La Corte ha invece valorizzato l'approfondita motivazione dei giudici di merito, fondata sulle risultanze della C.T.U., che aveva evidenziato come il farmaco prescritto, il dosaggio e la durata del trattamento rientrassero nel range delle opzioni terapeutiche accreditate, in un contesto di significativa incertezza scientifica. In tale quadro, la scelta del medico era stata qualificata come prudente e cautelativa, non potendosi ravvisare alcun profilo di colpa.

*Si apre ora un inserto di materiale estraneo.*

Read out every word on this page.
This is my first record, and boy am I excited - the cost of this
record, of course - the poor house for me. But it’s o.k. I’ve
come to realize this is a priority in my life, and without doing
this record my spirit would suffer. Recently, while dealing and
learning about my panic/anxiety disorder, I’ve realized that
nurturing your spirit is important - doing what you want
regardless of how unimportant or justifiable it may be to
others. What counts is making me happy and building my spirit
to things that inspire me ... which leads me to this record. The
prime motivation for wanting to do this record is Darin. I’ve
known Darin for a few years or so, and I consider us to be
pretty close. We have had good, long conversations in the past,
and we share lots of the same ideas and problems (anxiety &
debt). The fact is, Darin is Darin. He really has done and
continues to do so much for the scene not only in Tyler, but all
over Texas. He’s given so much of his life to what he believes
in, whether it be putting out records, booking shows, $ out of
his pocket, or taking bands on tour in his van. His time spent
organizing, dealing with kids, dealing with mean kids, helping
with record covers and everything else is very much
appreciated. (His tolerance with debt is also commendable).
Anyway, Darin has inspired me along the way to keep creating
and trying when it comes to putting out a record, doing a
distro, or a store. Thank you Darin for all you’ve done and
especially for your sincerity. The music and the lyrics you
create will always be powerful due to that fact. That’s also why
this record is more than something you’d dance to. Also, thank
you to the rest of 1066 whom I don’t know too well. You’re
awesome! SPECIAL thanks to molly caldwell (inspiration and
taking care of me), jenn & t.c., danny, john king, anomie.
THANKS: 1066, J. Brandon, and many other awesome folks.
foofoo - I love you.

Con il terzo motivo, infine, il ricorrente ribadiva le proprie argomentazioni relative alla mancata esecuzione degli esami di controllo da parte del paziente e lamentava un'ulteriore carenza motivazionale sulla correttezza della terapia. Anche tale censura è stata respinta, poiché diretta, ancora una volta, a ottenere una rivalutazione del merito e delle scelte terapeutiche, non consentita in sede di legittimità.
Conclusioni giuridiche
La pronuncia in commento (Cass. n. 22089/2025) riveste particolare interesse in materia di responsabilità sanitaria, poiché ribadisce con chiarezza i limiti dell'accertamento giudiziale quando l'evento dannoso si colloca in un ambito caratterizzato da incertezza scientifica. La Corte di Cassazione conferma che, in tali casi, non è sufficiente dimostrare il verificarsi dell'evento avverso per fondare la responsabilità del sanitario, occorrendo una prova rigorosa del nesso causale secondo il criterio del "più probabile che non".
Di rilievo è anche l'affermazione secondo cui la scelta terapeutica non può essere censurata quando si collochi all'interno di un ventaglio di opzioni scientificamente accreditate, pur se tra loro divergenti. La decisione valorizza, dunque, il principio della non sindacabilità ex post delle scelte cliniche ragionevoli, evitando che il giudizio di responsabilità si trasformi in una valutazione meramente retrospettiva dell'esito della cura.
La sentenza si pone infine come monito contro l'uso improprio delle presunzioni e contro i tentativi di traslare surrettiziamente sul sanitario l'onere di dimostrare l'assenza di colpa, riaffermando l'equilibrio del sistema probatorio nei giudizi di malpractice medica.